Si vous cherchez un film pour tourner dans les maisons de retraite, c'est du pain béni: respect et robustesse Don. (Shang - 01/04/06)
J'avais deux-trois doutes, vu le scénario (improbable, vous l'avouerez) résumé par mon camarade, mais force est de reconnaître que je suis d'accord avec sa bienveillance envers Bubba Ho-Tep. Coscarelli arrive à éviter deux écueils classiques dans ce genre de production de série Z :
1) l'esthétique n'est jamais cheap ; le film est même très joliment photographié, notamment dans les denières scènes de parc, avec de belles lumières apaisantes, alors même que l'action est à son paroxysme (une momie qui marche à deux à l'heure, et deux petits vieux qui lui font face, ça dépotte). La musique également est nickel. Coscarelli ne tombe jamais dans l'amateurisme facile des petits faiseurs indépendants, il apporte un grand soin à sa mise en scène : profondeurs de champ, caméras subjectives, flash-backs pétaradants sont bien pensés, appliqués. Même si certains effets sont usés jusqu'à la corde (une infirmière voir une lumière inquiétante, gros plan sur son visage, la caméra se décadre légèrement, l'actrice prend tout son temps pour se retourner, et bouh le danger était derrière elle), le film est souvent inventif. La scène de lutte contre le cafard, par exemple, effectivement anthologique, joue avec taquinerie d'un effet mi-horreur mi-humour que n'aurait pas renié le jeune Sam Raimi (dont l'acteur fétiche, Bruce Campbell, est ici employé comme référence). Bon, tout n'est pas bien, notamment justement les acteurs, qui se contentent du minimum syndical en caricaturant leurs personnages. Pas très difficile, quand même, de jouer Elvis : deux-trois déhanchements, on avance le menton en faisant la gueule, et le tour est joué. Il y a aussi pas mal de tunnels dans le film, de longs passages qui semblent tourner à vide, aussi bien esthétiquement qu'au niveau de la trame. Mais on ne peut qu'apprécier ce travail formel très sérieux.

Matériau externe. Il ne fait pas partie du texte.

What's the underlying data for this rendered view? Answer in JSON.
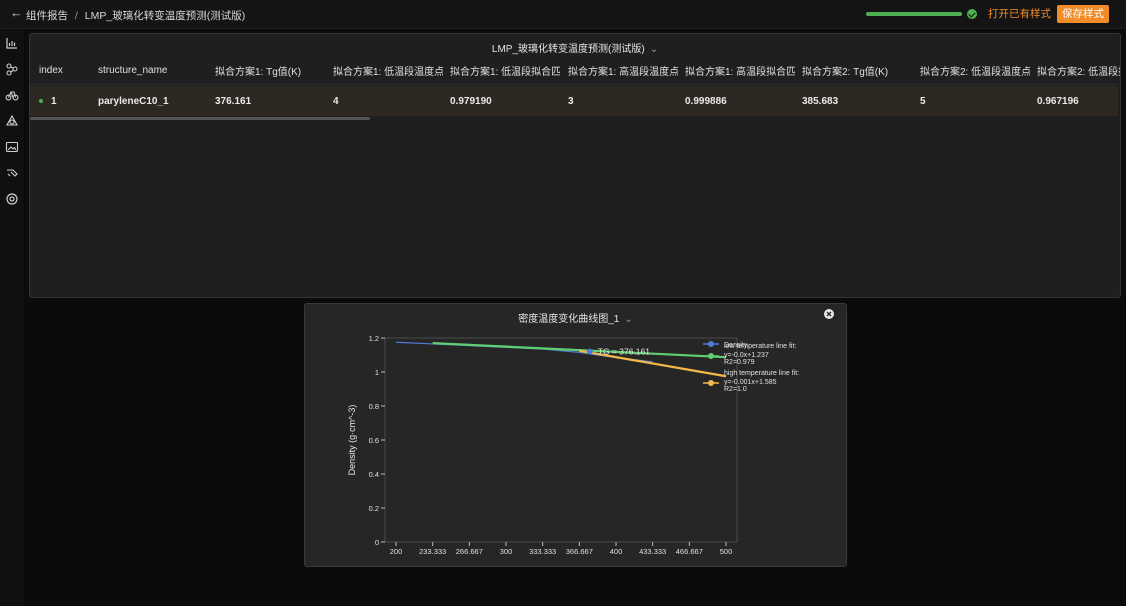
{
  "header": {
    "breadcrumb_parent": "组件报告",
    "breadcrumb_sep": "/",
    "breadcrumb_current": "LMP_玻璃化转变温度预测(测试版)",
    "progress": 1.0,
    "open_style_label": "打开已有样式",
    "save_style_label": "保存样式",
    "accent_color": "#f28c28",
    "progress_color": "#4caf50"
  },
  "sidebar": {
    "icons": [
      "bar-chart-icon",
      "molecule-icon",
      "bike-icon",
      "polymer-icon",
      "image-icon",
      "pen-icon",
      "cycle-icon"
    ]
  },
  "table": {
    "title": "LMP_玻璃化转变温度预测(测试版)",
    "columns": [
      "index",
      "structure_name",
      "拟合方案1: Tg值(K)",
      "拟合方案1: 低温段温度点...",
      "拟合方案1: 低温段拟合匹...",
      "拟合方案1: 高温段温度点...",
      "拟合方案1: 高温段拟合匹...",
      "拟合方案2: Tg值(K)",
      "拟合方案2: 低温段温度点...",
      "拟合方案2: 低温段拟合"
    ],
    "rows": [
      [
        "1",
        "paryleneC10_1",
        "376.161",
        "4",
        "0.979190",
        "3",
        "0.999886",
        "385.683",
        "5",
        "0.967196"
      ]
    ]
  },
  "chart_panel": {
    "title": "密度温度变化曲线图_1"
  },
  "chart_data": {
    "type": "line",
    "ylabel": "Density (g·cm^-3)",
    "xlim": [
      190,
      510
    ],
    "ylim": [
      0,
      1.2
    ],
    "x_ticks": [
      "200",
      "233.333",
      "266.667",
      "300",
      "333.333",
      "366.667",
      "400",
      "433.333",
      "466.667",
      "500"
    ],
    "y_ticks": [
      "0",
      "0.2",
      "0.4",
      "0.6",
      "0.8",
      "1",
      "1.2"
    ],
    "series": [
      {
        "name": "Density",
        "color": "#4f7bd9",
        "x": [
          200,
          233.333,
          266.667,
          300,
          333.333,
          366.667,
          400,
          433.333
        ],
        "y": [
          1.175,
          1.165,
          1.155,
          1.145,
          1.135,
          1.115,
          1.085,
          1.06
        ]
      },
      {
        "name": "low temperature line fit:",
        "color": "#5fd06f",
        "x": [
          233.333,
          500
        ],
        "y": [
          1.17,
          1.087
        ]
      },
      {
        "name": "high temperature line fit:",
        "color": "#f2b84b",
        "x": [
          366.667,
          500
        ],
        "y": [
          1.125,
          0.975
        ]
      }
    ],
    "tg_marker": {
      "x": 376.161,
      "y": 1.12,
      "label": "TG = 376.161"
    },
    "legend": [
      {
        "label": "Density",
        "color": "#4f7bd9"
      },
      {
        "label": "low temperature line fit:",
        "color": "#5fd06f",
        "lines": [
          "y=-0.0x+1.237",
          "R2=0.979"
        ]
      },
      {
        "label": "high temperature line fit:",
        "color": "#f2b84b",
        "lines": [
          "y=-0.001x+1.585",
          "R2=1.0"
        ]
      }
    ],
    "legend_position": "top-right",
    "grid": false
  }
}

2) avec une trame pareille, avec ce souci évident de faire un "film-culte", on pouvait très facilement tomber dans l'humour régressif tellement en vogue en ce moment. Là aussi, (pratiquement) évité. Il y a bien ça et là quelques allusions pipi-caca pas franchement hilarantes (la momie avale les âmes de ses victimes par n'importe quel orifice, suivez mon regard), Coscarelli se complaît bien de temps en temps dans des répliques de collégien boutonneux ; mais l'ensemble, là aussi, étonne par son sérieux. On est dans le délire pur, mais calmement envisagé, sans hystérie de fan de vidéo-club à la gomme. Belle complicité, surtout, entre les deux acteurs principaux, légendes rattrappées par la vieillesse et la folie, et qui ouvre effectivement sur une singulière vision des laissés-pour-compte, des vieux oubliés de l'Amérique. En plus d'Elvis et de Kennedy, il y a un cow-boy masqué qui attaque la momie avec des pistolets en plastique : jeu de gamin qui rend attachant ce personnage. La plupart des freaks qui peuplent cet hospice sont des mourrants tout heureux de retrouver pour un moment la candeur de l'enfance, bien vu.
Bref, un film attachant, bourré de défauts mais relativement profond et bien ficelé. Je comprends pourquoi l'entrée "Coscarelli" est une des plus visitées de ce blog. (Gols - 05/03/08)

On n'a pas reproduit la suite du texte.